Seu processo criativo mudou muito durante a escrita? Como foi a experiência de ser editada por Amy Weingartner, roteirista da Equipe Marvel Entertainment?

B.B. Bizaio: Mudou. No começo, era algo como “um mix de momentos de inspiração” com foco em construir o universo e tudo mais. Por mais que eu soubesse onde queria chegar, ainda precisava criar o terreno por onde a história passaria. Conforme o cenário foi se concretizando em minha mente, consegui adentrar mais nos detalhes e vagar com mais leveza conforme escrevia, com carga horária de trabalho diária e responsabilidade de finalizar o dia com um trabalho bem feito.

Trabalhar com a Amy foi incrível! Ela recebeu o manuscrito fechado, praticamente finalizado após longas consultorias com a editora, leitores críticos, revisores e toda uma equipe de edição já ter avaliado o material. Então, guardo os elogios dela em um espaço bem quentinho no meu coração.
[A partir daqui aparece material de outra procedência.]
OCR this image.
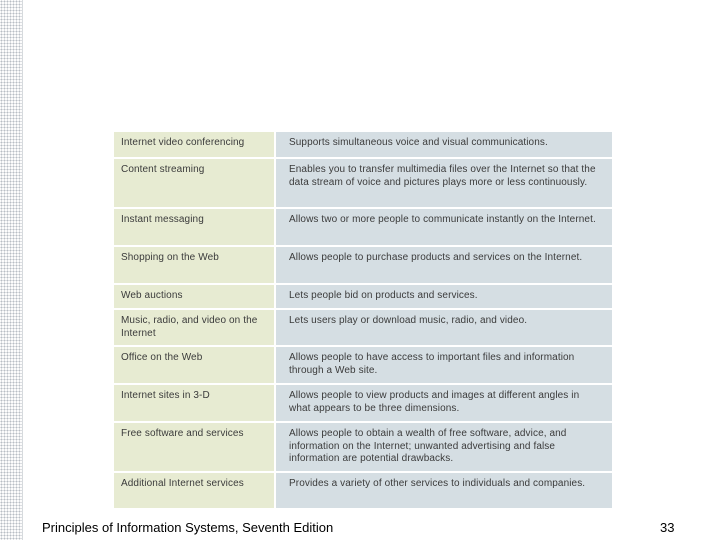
Internet video conferencing	Supports simultaneous voice and visual communications.
Content streaming	Enables you to transfer multimedia files over the Internet so that the data stream of voice and pictures plays more or less continuously.
Instant messaging	Allows two or more people to communicate instantly on the Internet.
Shopping on the Web	Allows people to purchase products and services on the Internet.
Web auctions	Lets people bid on products and services.
Music, radio, and video on the Internet	Lets users play or download music, radio, and video.
Office on the Web	Allows people to have access to important files and information through a Web site.
Internet sites in 3-D	Allows people to view products and images at different angles in what appears to be three dimensions.
Free software and services	Allows people to obtain a wealth of free software, advice, and information on the Internet; unwanted advertising and false information are potential drawbacks.
Additional Internet services	Provides a variety of other services to individuals and companies.
Principles of Information Systems, Seventh Edition	33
Coisas como “fierce voice, immeasurable imagination, assertiveness and knowledge”; o que traduziria para algo como “uma voz afiada, imaginação imensurável, assertividade e conhecimento.” As reuniões com ela e o trabalho em cima do Monsterlog foram para lapidar um material que, de acordo com a equipe de Nova York, já estava incrível (e mais outros elogios que me sinto encabulada de ficar listando).

No entanto, toda a consultoria que tive com ela foi essencial para elevar o material, com dicas assertivas sobre como acrescentar detalhes para que o leitor pudesse se situar, etc. Para tornar o exemplo palpável: no material original, lugares estavam descritos no início de cada capítulo (abaixo da raça de cada personagem). “Podemos incluir um ou dois parágrafos de visão espacial logo no início de cada capítulo para remover essa guideline, o que acha?”, ela sugeriu. De fato, dessa forma ficou bem mais fluido. E por aí vai.

Basicamente a equipe inteira tem trabalhado em harmonia, e estamos muitíssimo animados com o que está por vir.

O exemplar foi enviado como cortesia pela editora Pride Authors.